The U.S. will eventually move in the export market, but most had expected the movement to have already begun. Again, the available supply of new crop in both India and China have moved very well to local mills. Yet, that just simply says that the back months of the marketing season will be a busy period for U.S. sales.
This week’s export sales report revealed negative net sales of 49,000 RB as cancellations totaled 111.4 million RB (China 88,000). Thus, current marketing year sales of Upland were 62,400 RB. The market ‘assumes” the tariff dispute will have ended by the 2019-20 marketing year as sales for the next marketing season were 109,800 RB. Notably, China simply rolled its 88,000 RB purchase for 2018-19 to the 2019-20 season.
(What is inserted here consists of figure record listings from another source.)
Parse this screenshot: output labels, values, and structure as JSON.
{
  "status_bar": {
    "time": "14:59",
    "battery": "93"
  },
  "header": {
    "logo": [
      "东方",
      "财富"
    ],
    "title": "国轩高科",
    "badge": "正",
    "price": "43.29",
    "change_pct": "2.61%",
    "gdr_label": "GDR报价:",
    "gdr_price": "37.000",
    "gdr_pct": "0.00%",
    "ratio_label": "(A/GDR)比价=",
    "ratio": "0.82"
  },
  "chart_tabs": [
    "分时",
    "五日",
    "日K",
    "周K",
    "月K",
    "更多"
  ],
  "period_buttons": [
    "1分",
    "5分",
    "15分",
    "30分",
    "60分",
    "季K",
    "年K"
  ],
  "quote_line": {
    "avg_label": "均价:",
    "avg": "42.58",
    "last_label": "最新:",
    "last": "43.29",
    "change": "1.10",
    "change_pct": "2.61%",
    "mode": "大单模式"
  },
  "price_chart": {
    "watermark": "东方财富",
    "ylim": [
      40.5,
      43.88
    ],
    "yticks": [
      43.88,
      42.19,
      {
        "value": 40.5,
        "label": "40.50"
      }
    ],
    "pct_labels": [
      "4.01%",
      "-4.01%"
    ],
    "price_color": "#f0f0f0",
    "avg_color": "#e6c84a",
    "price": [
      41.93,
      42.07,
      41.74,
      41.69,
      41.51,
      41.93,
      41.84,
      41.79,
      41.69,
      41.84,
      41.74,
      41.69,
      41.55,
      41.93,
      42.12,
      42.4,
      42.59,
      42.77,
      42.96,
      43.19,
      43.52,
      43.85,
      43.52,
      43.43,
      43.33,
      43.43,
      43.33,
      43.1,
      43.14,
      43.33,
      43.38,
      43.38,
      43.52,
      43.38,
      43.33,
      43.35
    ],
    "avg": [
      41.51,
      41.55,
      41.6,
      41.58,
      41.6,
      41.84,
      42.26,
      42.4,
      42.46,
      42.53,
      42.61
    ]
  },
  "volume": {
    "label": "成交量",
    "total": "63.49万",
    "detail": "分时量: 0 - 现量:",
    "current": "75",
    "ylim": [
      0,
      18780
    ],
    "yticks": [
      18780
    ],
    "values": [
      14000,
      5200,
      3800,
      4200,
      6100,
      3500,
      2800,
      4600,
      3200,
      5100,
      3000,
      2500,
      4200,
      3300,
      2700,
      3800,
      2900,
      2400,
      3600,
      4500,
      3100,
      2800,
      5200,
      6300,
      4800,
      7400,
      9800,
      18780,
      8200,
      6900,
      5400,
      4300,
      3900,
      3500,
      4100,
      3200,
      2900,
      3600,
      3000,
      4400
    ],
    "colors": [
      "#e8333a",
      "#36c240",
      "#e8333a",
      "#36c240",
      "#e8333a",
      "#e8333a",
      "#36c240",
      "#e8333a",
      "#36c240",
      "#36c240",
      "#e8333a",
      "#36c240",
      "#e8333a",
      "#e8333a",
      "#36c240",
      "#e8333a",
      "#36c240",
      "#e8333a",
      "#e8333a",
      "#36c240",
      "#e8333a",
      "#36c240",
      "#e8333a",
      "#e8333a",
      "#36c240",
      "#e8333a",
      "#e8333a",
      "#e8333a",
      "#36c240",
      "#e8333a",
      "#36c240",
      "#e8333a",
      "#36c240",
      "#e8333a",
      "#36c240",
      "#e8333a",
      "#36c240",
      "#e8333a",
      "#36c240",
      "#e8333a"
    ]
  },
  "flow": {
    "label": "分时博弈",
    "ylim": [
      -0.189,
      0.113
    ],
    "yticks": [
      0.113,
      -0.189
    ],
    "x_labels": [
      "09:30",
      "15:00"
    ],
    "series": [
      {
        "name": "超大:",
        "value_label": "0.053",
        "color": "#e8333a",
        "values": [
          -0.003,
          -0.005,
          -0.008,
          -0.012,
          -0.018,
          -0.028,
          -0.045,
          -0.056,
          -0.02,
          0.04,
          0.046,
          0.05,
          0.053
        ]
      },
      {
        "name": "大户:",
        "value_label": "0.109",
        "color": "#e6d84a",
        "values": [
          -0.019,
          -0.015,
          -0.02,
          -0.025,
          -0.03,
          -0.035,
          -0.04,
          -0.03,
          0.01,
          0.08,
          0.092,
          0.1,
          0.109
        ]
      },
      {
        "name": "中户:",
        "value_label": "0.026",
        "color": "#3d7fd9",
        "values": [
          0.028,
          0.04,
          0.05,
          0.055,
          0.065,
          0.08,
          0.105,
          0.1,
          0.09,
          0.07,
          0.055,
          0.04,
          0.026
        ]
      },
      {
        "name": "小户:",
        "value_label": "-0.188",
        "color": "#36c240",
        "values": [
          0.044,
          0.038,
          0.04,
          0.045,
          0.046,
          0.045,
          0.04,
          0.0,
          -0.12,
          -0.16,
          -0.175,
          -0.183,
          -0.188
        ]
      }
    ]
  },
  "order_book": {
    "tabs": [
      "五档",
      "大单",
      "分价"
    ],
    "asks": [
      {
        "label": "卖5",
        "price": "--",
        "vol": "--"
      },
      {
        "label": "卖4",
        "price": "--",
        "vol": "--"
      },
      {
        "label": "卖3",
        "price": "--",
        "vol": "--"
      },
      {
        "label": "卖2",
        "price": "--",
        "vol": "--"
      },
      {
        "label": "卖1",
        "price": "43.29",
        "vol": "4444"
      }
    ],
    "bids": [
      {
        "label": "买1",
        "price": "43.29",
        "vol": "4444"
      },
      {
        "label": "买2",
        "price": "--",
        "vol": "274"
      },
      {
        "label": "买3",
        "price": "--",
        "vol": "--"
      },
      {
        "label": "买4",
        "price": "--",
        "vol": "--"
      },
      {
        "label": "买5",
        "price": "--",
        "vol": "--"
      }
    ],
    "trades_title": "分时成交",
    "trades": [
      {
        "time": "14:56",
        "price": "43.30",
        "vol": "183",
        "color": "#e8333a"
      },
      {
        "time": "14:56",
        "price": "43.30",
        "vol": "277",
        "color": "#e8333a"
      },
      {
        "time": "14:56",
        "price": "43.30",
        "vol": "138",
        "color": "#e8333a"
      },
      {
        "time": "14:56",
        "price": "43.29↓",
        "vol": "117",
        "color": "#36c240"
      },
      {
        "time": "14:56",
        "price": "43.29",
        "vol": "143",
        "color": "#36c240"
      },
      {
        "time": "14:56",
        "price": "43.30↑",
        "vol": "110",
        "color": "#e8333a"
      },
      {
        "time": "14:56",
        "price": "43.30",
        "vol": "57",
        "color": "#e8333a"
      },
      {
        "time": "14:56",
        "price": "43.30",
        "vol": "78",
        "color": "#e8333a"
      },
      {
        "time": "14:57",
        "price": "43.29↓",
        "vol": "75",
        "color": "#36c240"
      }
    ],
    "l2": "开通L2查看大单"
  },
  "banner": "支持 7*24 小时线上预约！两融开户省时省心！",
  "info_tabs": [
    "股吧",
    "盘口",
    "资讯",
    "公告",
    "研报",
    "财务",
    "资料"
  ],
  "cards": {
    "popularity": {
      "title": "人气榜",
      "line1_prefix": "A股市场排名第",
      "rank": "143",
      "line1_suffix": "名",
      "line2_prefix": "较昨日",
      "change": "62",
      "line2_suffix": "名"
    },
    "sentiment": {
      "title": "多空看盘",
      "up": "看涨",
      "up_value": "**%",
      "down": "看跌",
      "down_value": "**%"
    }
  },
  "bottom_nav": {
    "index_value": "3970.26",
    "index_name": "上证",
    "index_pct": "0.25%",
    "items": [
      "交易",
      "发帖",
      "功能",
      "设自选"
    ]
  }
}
As has been stated for several weeks, look for the Indian crop to be reduced in the November supply demand report. The Chinese crop will likely be unchanged while the U.S. crop is expected to fall only some 200,000 bales, mostly due to changes in the Southeast.
The current 76.00 to 79.50 cent range will likely hold through the month in anticipation of some cooling of the tariff situation. However, market bias is higher. Yet, as stated a month ago, it will be a lot like sitting in the dental chair as the market grimaces and grinds higher. Nevertheless, the U.S. must determine where it can find a sustainable market for U.S. cotton or else!